What our fragile economy needs is a white-hot IPO of a famous but mundane consumer food brand! Well it is our lucky day, fellow unfortunate members of the US economy: mediocre donuts are here to save us—again!
Dunkin Donuts went public yesterday, and its stock immediately shot up by more than 40%, because it's fun to invest in companies you've actually heard of, right? The sky is the limit for Dunkin Donut's dough-based reign of financial prosperity! They plan to double their number of stores in 20 years! America will never tire of hot fried carbohydrates and even hotter caffeinated water! This will be the biggest boon to Wall Street since the equally hot IPO of Krispy Kreme, a decade ago!
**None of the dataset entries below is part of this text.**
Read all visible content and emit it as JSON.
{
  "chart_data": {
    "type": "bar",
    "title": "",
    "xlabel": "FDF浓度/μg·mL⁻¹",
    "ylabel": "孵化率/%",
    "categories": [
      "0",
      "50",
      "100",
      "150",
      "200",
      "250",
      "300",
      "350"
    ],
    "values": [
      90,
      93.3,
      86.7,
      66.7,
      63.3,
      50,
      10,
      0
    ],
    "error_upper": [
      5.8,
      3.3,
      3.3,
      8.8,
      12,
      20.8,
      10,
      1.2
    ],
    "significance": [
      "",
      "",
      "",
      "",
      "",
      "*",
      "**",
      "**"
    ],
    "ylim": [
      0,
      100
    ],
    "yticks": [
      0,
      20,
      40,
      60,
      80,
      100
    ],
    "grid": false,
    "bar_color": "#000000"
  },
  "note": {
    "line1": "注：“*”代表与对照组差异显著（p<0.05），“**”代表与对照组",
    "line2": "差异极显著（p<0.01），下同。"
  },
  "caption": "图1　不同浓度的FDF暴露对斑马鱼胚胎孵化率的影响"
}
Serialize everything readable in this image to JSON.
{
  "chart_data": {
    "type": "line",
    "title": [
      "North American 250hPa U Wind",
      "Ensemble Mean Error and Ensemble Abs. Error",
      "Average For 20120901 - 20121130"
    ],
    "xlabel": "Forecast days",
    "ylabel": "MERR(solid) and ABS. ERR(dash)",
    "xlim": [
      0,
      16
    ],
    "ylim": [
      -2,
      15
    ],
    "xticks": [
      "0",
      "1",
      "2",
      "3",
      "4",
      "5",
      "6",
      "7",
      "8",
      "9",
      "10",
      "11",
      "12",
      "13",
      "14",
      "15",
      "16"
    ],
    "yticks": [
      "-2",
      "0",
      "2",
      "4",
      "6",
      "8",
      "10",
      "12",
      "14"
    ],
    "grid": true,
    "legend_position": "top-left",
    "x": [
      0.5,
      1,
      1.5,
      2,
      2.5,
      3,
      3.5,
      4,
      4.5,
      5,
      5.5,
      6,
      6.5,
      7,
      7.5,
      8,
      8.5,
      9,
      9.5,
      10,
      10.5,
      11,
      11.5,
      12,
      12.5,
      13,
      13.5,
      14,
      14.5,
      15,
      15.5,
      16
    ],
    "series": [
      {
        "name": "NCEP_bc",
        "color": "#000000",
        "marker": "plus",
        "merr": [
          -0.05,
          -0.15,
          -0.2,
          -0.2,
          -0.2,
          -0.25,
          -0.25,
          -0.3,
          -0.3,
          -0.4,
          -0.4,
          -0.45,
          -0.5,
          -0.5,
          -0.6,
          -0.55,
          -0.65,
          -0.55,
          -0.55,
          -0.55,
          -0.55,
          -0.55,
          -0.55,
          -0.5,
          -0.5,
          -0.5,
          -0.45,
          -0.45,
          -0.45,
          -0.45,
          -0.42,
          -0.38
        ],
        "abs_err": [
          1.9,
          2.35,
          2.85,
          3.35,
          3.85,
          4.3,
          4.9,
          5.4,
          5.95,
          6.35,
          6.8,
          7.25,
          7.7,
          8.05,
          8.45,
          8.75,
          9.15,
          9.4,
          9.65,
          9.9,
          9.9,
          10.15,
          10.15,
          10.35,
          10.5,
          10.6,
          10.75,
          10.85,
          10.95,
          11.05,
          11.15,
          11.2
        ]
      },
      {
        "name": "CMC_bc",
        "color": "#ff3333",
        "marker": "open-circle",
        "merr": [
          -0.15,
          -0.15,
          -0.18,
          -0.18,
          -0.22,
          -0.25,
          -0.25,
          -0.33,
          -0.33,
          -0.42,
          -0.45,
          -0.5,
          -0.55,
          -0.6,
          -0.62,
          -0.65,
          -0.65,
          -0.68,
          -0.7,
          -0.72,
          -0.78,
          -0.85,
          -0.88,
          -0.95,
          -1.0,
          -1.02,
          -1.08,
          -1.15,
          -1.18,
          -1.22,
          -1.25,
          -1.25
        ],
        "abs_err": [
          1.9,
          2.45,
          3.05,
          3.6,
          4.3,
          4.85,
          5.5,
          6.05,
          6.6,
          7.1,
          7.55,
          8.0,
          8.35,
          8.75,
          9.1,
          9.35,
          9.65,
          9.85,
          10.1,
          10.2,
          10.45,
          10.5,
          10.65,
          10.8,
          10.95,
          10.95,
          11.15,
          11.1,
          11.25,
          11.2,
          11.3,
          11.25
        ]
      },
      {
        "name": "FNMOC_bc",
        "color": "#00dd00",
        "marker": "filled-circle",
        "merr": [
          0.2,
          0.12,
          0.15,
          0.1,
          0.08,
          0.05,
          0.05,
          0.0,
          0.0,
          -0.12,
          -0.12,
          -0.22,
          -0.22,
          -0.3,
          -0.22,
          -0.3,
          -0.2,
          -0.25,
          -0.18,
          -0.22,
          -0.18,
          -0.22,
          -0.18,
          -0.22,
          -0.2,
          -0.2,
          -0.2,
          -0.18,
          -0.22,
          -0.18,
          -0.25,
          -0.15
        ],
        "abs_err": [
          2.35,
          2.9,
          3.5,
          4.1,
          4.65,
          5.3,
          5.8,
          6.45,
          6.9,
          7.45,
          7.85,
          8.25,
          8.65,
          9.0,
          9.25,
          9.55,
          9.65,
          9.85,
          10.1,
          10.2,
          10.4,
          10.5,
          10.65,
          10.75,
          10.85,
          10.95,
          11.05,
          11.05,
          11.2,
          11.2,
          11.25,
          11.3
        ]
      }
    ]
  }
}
Oh, right. Its value plunged by more than three quarters from its post-IPO high. Or perhaps, as this story suggests, Dunkin Donuts is the new Boston Chicken, another hot fast food brand that had a big IPO in the 1990s only to flame out into bankruptcy several years later. Or maybe Dunkin Donut is actually more valuable than Starbucks, which would explain why investors are paying 80 times earnings for it, while they pay less than 30 times earnings for Starbucks.
Who knows? You can't trust Wall Street, which got us into this mess; and you can't trust Main Street, which is legendarily ignorant of the intricacies of investing. You can only trust your own gut. Which is telling you that it likes donuts.